Validasi informasi tentang halusinasi yang diperlukan meliputi : isi halusinasi, waktu dan frekuensi halusinasi, situasi pencetus halusinasi, respon/ perasaan klien terhadap halusinasi

  1. Diagnosa keperawatan
1)            Perubahan persepsi sensori : halusinasi
2)            Risiko mencederai diri sendiri, orang lain dan lingkungan
3)            Isolasi sosial
4)            Harga diri rendah

  1. Tindakan keperawatan
Tindakan keperawatan ditujukan untuk :
    1. Klien dapat membina hubungan saling percaya
    2. Klien mengenal halusinasinya (isi, waktu, frekuensi, situasi, perasaan)
    3. Klien dapat mengontrol halusinasinya ( dengan cara menghardik halusinasi, berinteraksi dengan orang lain, beraktivitas secara teratur dengan menyusun kegiatan harian, menggunakan obat dengan prinsip 5 benar)
    4. Klien mendapat dukungan keluarga untuk mengontrol halusinasi
    5. Klien dapat memanfaatkan obat untuk mengatasi halusinasi

  1. Evaluasi
Asuhan keperawatan klien dengan halusinasi berhasil jika klien menunjukkan kemampuan mandiri untuk mengontrol halusinasi dengan cara yang efektif yang dipilihnya.
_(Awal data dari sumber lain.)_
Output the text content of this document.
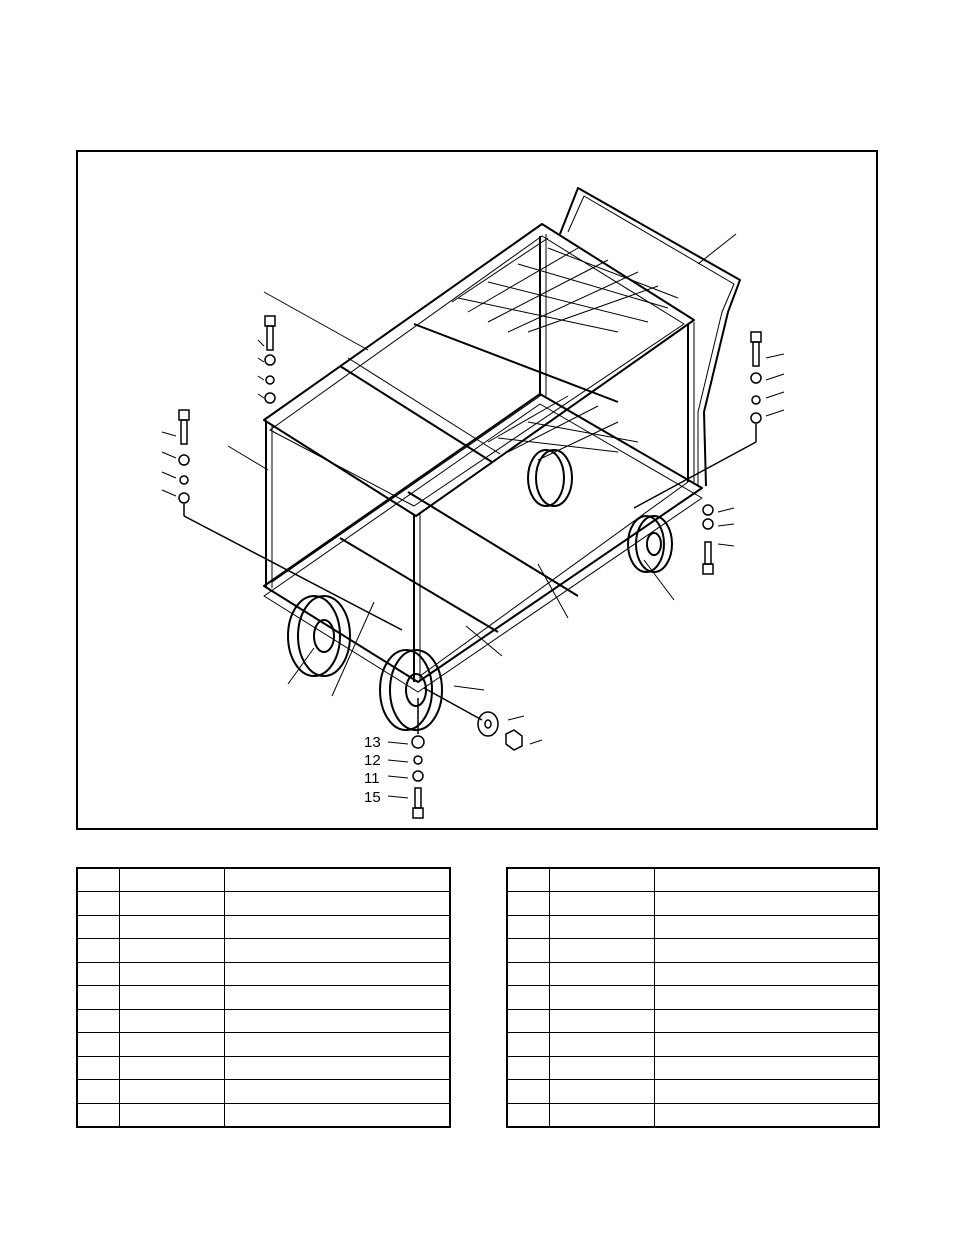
13
12
11
15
Klien juga diharapkan sudah mampu melaksanakan program pengobatan berkelanjutan mengingat sifat penyakitnya yang kronis
Evaluasi asuhan  keperawatan berhasil jika keluarga klien juga menunjukkan kemampuan menjadi sistem pendukung yang efektif untuk klien mengatasi masalah gangguan jiwanya. Kemampuan merawat di rumah dan menciptakan lingkungan kondusif bagi klien di rumah menjadi ukuran keberhasilan asuhan keperawatan, di samping pemahaman keluarga untuk merujuk ke fasilitas kesehatan yang sesuai jika muncul gejala-gejala relaps.